In 17 days, the largest initial public offering in the history of financial markets will begin trading on the Nasdaq. SpaceX — officially filing as SPCX — is targeting a $1.75 trillion valuation when it prices on June 11 and opens for trading on June 12. For context: that’s nearly six times the size of Saudi Aramco’s $29 billion IPO in 2019, which was previously the largest ever.
This isn’t just a milestone for Elon Musk. It may reshape how capital flows across the entire equity market — and for the first time in a float of this scale, retail investors have a direct path in at IPO price.
Here’s what you need to understand before the opening bell on June 12.
What You’re Actually Buying
SpaceX is no longer just a rocket company. The S-1 filed with the SEC on May 20 reflects a combined entity that now includes three distinct businesses under one ticker:
SpaceX Launch — the core rocket business, with Falcon 9 and the Starship platform. This is the world’s dominant commercial launch provider by flight frequency and payload capacity.
Starlink — the satellite internet division, now providing broadband to tens of millions of subscribers globally. This is the revenue engine. Starlink’s recurring subscription model gives SPCX a cash-flow profile that pure aerospace companies have never had.
xAI — Elon Musk’s artificial intelligence company, merged into SpaceX in February 2026. This is the wild card. xAI is pre-revenue at meaningful scale, and bundling it into the IPO means retail investors are being asked to value a nascent AI venture alongside two mature aerospace and telecom businesses — all at a combined $1.75 trillion.
That’s an important nuance. SPCX is not a pure-play on anything. It’s three different investment theses priced as one.
The Numbers That Matter
SpaceX is raising approximately $75 billion through this offering — not from existing shareholders cashing out, but as fresh capital going into the business.

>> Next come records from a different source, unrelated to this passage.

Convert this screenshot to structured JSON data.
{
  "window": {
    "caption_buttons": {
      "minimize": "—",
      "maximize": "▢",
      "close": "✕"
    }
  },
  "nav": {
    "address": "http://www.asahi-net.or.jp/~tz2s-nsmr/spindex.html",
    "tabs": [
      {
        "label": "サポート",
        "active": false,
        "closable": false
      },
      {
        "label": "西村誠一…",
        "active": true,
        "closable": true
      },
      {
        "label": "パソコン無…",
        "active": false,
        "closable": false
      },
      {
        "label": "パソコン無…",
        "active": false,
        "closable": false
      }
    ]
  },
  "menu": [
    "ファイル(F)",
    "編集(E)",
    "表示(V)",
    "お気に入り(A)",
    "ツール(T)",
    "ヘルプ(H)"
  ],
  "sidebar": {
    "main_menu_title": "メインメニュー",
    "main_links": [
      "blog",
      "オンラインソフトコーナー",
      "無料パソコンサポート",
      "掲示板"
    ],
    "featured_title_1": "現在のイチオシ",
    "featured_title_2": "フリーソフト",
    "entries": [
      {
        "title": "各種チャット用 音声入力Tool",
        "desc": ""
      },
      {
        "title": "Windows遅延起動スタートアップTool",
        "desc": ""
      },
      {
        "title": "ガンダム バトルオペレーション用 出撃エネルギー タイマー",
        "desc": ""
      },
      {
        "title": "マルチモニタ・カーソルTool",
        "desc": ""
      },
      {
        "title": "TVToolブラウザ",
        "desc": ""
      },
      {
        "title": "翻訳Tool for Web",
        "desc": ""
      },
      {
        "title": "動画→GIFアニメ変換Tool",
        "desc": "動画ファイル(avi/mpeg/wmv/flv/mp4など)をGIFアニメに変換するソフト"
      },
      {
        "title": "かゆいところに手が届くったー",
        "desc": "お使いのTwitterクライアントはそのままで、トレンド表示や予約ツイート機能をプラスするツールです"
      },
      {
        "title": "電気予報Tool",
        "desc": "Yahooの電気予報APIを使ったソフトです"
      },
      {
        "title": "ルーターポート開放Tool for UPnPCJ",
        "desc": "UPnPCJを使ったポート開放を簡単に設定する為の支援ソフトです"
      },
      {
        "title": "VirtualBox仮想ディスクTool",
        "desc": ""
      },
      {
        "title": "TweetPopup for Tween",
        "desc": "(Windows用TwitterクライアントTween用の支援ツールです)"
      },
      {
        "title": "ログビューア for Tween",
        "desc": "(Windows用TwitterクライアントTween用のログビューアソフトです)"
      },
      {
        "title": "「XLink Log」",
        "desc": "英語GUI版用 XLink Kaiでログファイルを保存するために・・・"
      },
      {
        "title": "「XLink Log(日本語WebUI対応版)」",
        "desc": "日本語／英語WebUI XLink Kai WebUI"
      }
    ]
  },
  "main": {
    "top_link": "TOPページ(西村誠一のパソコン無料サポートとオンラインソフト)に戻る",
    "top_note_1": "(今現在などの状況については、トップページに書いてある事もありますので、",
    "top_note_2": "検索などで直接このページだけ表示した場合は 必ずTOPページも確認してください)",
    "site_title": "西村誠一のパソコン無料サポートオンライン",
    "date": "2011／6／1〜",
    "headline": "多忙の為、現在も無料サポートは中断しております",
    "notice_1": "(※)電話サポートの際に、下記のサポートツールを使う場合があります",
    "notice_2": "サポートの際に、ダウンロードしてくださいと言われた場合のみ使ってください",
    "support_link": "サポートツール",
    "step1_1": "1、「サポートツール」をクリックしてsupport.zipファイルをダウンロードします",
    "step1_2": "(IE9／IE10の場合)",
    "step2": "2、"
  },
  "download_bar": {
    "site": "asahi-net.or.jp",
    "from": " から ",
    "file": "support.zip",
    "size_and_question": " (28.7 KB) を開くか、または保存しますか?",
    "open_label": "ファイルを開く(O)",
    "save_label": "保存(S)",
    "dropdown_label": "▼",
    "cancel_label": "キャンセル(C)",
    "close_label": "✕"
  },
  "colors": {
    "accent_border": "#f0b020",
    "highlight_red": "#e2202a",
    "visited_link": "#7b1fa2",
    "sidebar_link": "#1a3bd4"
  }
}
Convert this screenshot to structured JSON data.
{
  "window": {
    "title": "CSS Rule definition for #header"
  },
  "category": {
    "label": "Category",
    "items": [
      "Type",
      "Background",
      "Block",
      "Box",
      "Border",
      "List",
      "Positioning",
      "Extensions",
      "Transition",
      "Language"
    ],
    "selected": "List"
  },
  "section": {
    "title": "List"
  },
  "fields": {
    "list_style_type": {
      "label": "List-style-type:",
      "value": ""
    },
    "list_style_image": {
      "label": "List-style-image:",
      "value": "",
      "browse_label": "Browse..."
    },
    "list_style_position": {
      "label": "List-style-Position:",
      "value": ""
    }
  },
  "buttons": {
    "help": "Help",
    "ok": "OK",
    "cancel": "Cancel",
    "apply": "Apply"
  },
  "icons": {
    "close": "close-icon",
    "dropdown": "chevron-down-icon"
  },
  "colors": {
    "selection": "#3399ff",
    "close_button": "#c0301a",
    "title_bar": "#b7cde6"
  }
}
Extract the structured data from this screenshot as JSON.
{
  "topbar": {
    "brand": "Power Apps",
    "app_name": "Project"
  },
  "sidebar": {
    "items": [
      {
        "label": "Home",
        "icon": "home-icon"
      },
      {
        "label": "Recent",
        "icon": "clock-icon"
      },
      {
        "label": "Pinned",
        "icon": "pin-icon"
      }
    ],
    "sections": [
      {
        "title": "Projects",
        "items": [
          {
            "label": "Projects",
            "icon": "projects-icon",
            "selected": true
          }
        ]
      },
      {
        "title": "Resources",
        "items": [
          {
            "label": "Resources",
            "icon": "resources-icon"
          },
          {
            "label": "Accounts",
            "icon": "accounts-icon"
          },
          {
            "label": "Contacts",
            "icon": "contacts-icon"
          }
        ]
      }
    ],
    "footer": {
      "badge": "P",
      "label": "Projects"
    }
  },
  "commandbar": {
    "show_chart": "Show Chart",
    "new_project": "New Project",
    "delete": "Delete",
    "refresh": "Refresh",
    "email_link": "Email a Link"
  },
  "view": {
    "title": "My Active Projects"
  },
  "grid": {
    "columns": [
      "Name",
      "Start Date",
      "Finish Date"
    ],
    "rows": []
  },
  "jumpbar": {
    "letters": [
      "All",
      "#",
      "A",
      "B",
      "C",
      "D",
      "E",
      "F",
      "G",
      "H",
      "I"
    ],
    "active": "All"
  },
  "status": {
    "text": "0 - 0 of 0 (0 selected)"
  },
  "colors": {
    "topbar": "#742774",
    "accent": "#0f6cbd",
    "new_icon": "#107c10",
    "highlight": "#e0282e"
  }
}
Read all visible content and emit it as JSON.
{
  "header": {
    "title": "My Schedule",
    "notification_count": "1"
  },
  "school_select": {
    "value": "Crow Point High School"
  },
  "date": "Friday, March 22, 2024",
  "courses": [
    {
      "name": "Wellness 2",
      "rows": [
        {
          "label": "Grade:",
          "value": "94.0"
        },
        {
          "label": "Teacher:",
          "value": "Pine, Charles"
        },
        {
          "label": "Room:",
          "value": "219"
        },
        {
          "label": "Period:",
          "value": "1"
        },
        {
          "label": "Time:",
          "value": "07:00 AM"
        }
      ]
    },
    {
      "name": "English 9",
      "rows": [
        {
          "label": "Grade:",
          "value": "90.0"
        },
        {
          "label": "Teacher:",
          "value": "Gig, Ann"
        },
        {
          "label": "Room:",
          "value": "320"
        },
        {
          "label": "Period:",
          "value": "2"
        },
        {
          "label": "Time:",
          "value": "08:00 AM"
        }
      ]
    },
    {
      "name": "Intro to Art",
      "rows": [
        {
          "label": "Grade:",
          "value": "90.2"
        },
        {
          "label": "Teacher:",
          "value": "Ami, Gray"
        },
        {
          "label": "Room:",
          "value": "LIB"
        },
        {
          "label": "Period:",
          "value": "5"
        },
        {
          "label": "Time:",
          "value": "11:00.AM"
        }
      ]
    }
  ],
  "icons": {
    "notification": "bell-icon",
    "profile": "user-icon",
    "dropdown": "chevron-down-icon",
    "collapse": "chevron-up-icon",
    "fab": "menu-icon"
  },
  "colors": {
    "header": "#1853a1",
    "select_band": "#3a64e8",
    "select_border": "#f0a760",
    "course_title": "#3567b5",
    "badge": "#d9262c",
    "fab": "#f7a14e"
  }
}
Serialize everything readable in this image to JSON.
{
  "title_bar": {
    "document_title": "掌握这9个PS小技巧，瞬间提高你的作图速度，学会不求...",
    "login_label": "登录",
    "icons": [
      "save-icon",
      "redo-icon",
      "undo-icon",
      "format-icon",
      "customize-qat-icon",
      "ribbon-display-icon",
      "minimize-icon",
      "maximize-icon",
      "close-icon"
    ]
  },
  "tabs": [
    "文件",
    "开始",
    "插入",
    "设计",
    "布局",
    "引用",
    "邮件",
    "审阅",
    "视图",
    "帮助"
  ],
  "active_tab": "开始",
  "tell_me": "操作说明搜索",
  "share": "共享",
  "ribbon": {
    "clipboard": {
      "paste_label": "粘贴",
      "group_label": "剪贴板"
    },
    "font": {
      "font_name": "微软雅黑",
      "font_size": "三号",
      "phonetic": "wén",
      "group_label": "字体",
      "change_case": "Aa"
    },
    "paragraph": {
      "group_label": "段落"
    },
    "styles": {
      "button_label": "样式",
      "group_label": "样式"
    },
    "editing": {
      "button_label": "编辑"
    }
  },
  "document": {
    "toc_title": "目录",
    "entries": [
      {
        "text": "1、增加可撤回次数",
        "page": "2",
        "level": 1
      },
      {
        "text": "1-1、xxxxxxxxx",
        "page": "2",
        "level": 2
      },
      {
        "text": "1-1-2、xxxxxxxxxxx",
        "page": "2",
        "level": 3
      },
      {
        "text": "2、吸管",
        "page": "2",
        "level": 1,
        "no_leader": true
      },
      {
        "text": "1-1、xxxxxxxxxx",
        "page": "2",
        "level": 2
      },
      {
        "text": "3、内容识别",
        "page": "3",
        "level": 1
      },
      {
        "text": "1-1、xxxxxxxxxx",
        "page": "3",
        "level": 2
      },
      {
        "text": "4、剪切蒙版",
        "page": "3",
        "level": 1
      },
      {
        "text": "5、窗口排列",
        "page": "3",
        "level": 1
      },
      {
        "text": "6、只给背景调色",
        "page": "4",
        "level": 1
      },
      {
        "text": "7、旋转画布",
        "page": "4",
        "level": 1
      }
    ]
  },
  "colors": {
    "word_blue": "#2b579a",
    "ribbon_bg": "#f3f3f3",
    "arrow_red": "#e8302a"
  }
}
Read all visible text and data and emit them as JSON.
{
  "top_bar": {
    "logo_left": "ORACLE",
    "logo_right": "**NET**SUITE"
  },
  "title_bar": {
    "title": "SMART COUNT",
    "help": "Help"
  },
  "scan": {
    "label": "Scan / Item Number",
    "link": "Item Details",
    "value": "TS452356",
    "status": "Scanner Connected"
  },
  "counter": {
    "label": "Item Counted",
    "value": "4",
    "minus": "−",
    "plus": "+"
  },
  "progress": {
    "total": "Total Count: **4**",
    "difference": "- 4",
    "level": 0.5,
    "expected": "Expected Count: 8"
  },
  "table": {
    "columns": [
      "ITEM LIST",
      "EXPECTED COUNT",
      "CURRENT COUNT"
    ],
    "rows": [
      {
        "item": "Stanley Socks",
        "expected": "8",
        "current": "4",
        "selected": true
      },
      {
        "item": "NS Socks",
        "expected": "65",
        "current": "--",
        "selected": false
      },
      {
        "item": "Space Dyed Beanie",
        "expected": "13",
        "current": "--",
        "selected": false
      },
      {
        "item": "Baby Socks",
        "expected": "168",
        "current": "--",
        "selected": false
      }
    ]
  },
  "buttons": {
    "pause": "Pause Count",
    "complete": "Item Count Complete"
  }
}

At $1.75 trillion, the company is being valued at roughly the same level as the entire market cap of Amazon as of early 2026. Whether that valuation is justified depends almost entirely on how fast Starlink can scale revenue and how much of xAI’s potential the market is willing to price in today.
The IPO will be the single largest equity capital raise in history. That matters not just symbolically: at this size, index funds will be forced to buy SPCX for passive exposure, creating automatic institutional demand on day one.
The Retail Angle: You Can Actually Get In at IPO Price
Here’s what makes this IPO genuinely different for everyday investors.
SpaceX has allocated 30% of shares directly to retail through Robinhood, Fidelity, and Charles Schwab. That is the largest direct-to-retail carve-out ever offered in a mega-IPO. Historically, the biggest offerings were gatekept almost entirely by institutional allocations — retail investors could only buy on the secondary market after the price had already popped.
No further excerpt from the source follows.